Bahu Shindo terkulai lemas.
Karena tak bisa mengajakku, Buchou mengalihkan targetnya pada Shindo dan memainkan
game bersama dengannya. Tapi Shindo tak bisa berkutik saat melawan Buchou.
“Rasanya seperti rentetan
kombo-kombo-kombo, dan sebelum aku bisa melakukan apa pun, bar energiku turun
menjadi nol.”
“Ia masih tak kenal ampun
seperti biasanya.”
Aku merasa kasihan pada Shindo.
Saat kamu bermain dengan Buchou, semua game terasa tidak menyenangkan lagi.

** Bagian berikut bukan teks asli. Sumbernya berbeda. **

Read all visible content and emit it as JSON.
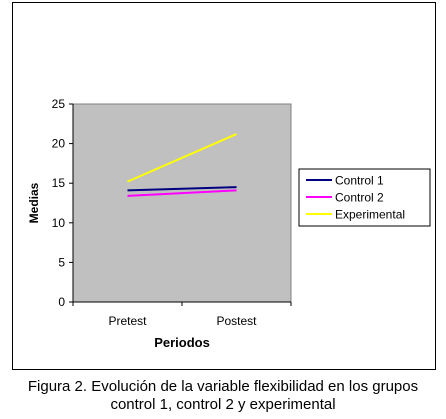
{
  "chart_data": {
    "type": "line",
    "categories": [
      "Pretest",
      "Postest"
    ],
    "series": [
      {
        "name": "Control 1",
        "values": [
          14.1,
          14.5
        ],
        "color": "#000080"
      },
      {
        "name": "Control 2",
        "values": [
          13.4,
          14.1
        ],
        "color": "#ff00ff"
      },
      {
        "name": "Experimental",
        "values": [
          15.2,
          21.2
        ],
        "color": "#ffff00"
      }
    ],
    "xlabel": "Periodos",
    "ylabel": "Medias",
    "ylim": [
      0,
      25
    ],
    "yticks": [
      0,
      5,
      10,
      15,
      20,
      25
    ],
    "grid": false,
    "plot_background": "#c0c0c0",
    "legend_position": "right"
  },
  "caption": {
    "line1": "Figura 2. Evolución de la variable flexibilidad en los grupos",
    "line2": "control 1, control 2 y experimental"
  }
}
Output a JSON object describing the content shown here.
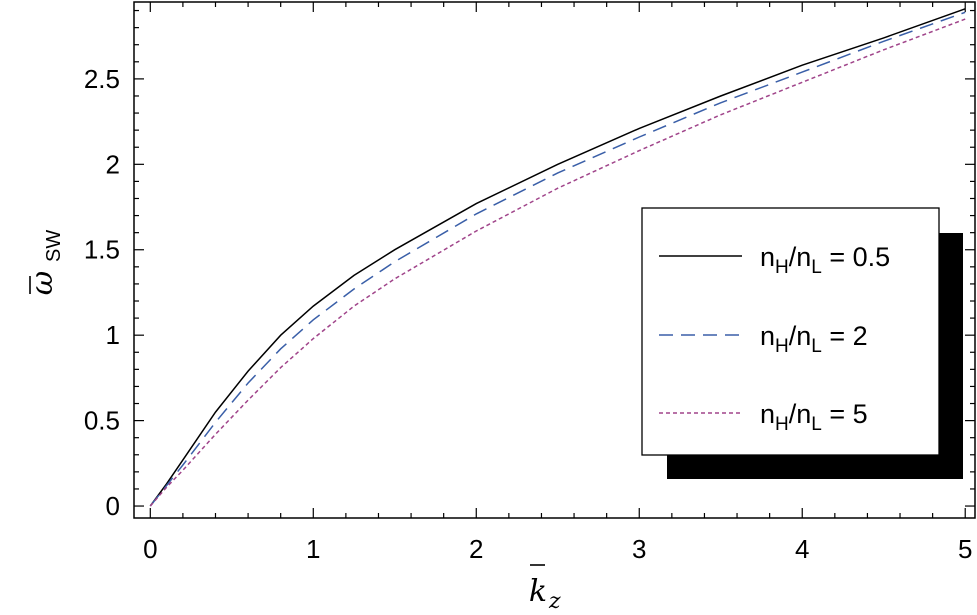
{
  "chart_data": {
    "type": "line",
    "title": "",
    "xlabel": {
      "symbol": "k",
      "subscript": "z"
    },
    "ylabel": {
      "symbol": "ω",
      "subscript": "SW"
    },
    "xlim": [
      -0.1,
      5.06
    ],
    "ylim": [
      -0.07,
      2.95
    ],
    "x_ticks": [
      0,
      1,
      2,
      3,
      4,
      5
    ],
    "x_tick_labels": [
      "0",
      "1",
      "2",
      "3",
      "4",
      "5"
    ],
    "y_ticks": [
      0,
      0.5,
      1,
      1.5,
      2,
      2.5
    ],
    "y_tick_labels": [
      "0",
      "0.5",
      "1",
      "1.5",
      "2",
      "2.5"
    ],
    "grid": false,
    "legend_position": "right",
    "x": [
      0,
      0.1,
      0.2,
      0.4,
      0.6,
      0.8,
      1,
      1.25,
      1.5,
      2,
      2.5,
      3,
      3.5,
      4,
      4.5,
      5
    ],
    "series": [
      {
        "label_parts": [
          "n",
          "H",
          "/n",
          "L",
          " = 0.5"
        ],
        "color": "#000000",
        "dash": "solid",
        "values": [
          0,
          0.13,
          0.27,
          0.55,
          0.79,
          1.0,
          1.17,
          1.35,
          1.5,
          1.77,
          2.0,
          2.21,
          2.4,
          2.58,
          2.74,
          2.91
        ]
      },
      {
        "label_parts": [
          "n",
          "H",
          "/n",
          "L",
          " = 2"
        ],
        "color": "#3a5fa8",
        "dash": "long-dash",
        "values": [
          0,
          0.12,
          0.24,
          0.49,
          0.72,
          0.92,
          1.09,
          1.27,
          1.43,
          1.71,
          1.95,
          2.16,
          2.36,
          2.54,
          2.72,
          2.89
        ]
      },
      {
        "label_parts": [
          "n",
          "H",
          "/n",
          "L",
          " = 5"
        ],
        "color": "#a0448a",
        "dash": "short-dash",
        "values": [
          0,
          0.11,
          0.21,
          0.42,
          0.62,
          0.81,
          0.98,
          1.17,
          1.33,
          1.61,
          1.86,
          2.08,
          2.29,
          2.48,
          2.67,
          2.85
        ]
      }
    ]
  }
}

Kami keluar dari area sekolah
dan menuruni bukit. Pada jam-jam segini, matahari terbenam mengintip di antara
gedung-gedung, dan cahaya yang kuat menyinari kami secara langsung.
“Aku tahu kalau itulah yang
bakalan terjadi, jadi itulah alasan kenapa aku tak pernah bermain dengannya
lagi. Bahkan jika kamu pikir kalau kamu jago, Ia akan menghancurkan kepercayaan
dirimu dan menunjukkan perbedaan yang sangat besar sehingga kamu kehilangan
semua motivasi untuk menjadi lebih baik.”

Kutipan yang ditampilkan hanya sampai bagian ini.